SON

Düpedüz yorgunluk işte bu. Bir projenin, bir dönemin, bir senenin, bir okulun ve sekiz yılın..  Artık kitap okumak, film izlemek, oyun oynamak, yazmak, yolculuklarla uzaklaşmak, kaybolmak ve kendimi yeniden bulmak istiyorum. Herkesden ve herşeyden uzakta... Sonra durulmak, kendimi yeniden bulmak, bıraktığım yerden yaşamak ve hayatın içinde kaybolmak istiyorum. Sıradanlığa kapılmadan ama olması gerektiği gibi. Monoton ama esrimelerle dolu.

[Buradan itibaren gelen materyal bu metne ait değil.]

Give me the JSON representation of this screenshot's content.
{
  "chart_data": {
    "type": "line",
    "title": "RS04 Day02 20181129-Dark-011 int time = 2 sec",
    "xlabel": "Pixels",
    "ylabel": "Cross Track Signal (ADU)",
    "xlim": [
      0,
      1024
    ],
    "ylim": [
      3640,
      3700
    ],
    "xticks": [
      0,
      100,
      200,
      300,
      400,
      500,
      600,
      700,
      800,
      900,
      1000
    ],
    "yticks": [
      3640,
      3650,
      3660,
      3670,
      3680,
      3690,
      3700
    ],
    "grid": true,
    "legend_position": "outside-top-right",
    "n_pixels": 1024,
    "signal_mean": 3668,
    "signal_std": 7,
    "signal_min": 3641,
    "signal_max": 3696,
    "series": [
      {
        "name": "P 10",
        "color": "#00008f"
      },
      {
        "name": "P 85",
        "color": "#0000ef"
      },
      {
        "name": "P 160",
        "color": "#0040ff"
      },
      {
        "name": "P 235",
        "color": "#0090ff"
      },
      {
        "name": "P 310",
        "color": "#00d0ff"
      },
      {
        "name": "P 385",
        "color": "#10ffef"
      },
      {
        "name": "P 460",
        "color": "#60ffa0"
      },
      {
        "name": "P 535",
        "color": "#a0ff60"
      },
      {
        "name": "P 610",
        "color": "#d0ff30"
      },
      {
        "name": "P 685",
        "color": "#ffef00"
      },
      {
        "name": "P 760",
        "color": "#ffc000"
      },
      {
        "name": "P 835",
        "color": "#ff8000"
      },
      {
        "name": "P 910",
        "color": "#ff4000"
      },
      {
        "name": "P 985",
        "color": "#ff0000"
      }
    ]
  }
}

Özümseyerek veya gülümseyerek... Çok karmaşık olan hayatı ince bir süzgeç altında yaşamak istiyorum. Basit şeylerden zevk almak, onlar için saatler harcamak, sonra herşeyi yeniden başlatmak...

Üstteki yazıyı bir hafta önce derslerden sıkılınca yazmıştım. Şimdi kafam daha bulanık ve sisli. İki gün öncesiyle aynı ruhta mıyım bilmiyorum. Şimdiki hava daha farklı. Garip, sıkılgan. Çarşamba günü son jüri de bitti. İçimde garip bir boşluk var. Alışmışım bu maratona, verdiği yorgunluklara, heyecana... Nasıl dolduracağımı bilmiyorum. Dün odamı toplarken fark ettim, çoğu şeyi bir dahaki makede kullanırım diye boş yere saklamışım...
Okul bitti! Bir dönem, bıraktığım yerden sürdürmek istediğim, her duamın içine aldığım okulum...  Sanki şimdi, bitti derken "öldü!" der gibiyim. Birbirine karışıyor ve hangisi olduğunu seçemiyorum. Taksit taksit okuduğum için üzülemiyorum da. Sevinmek? Sanmam. Sonu olan şeyler üzücü oluyor... 
2009'da başladı üniversite, 2017'de bitti.  Altı yaşında başladığım süreç yirmi altı yaşında sonlandı. Garip duygular içerisindeyim.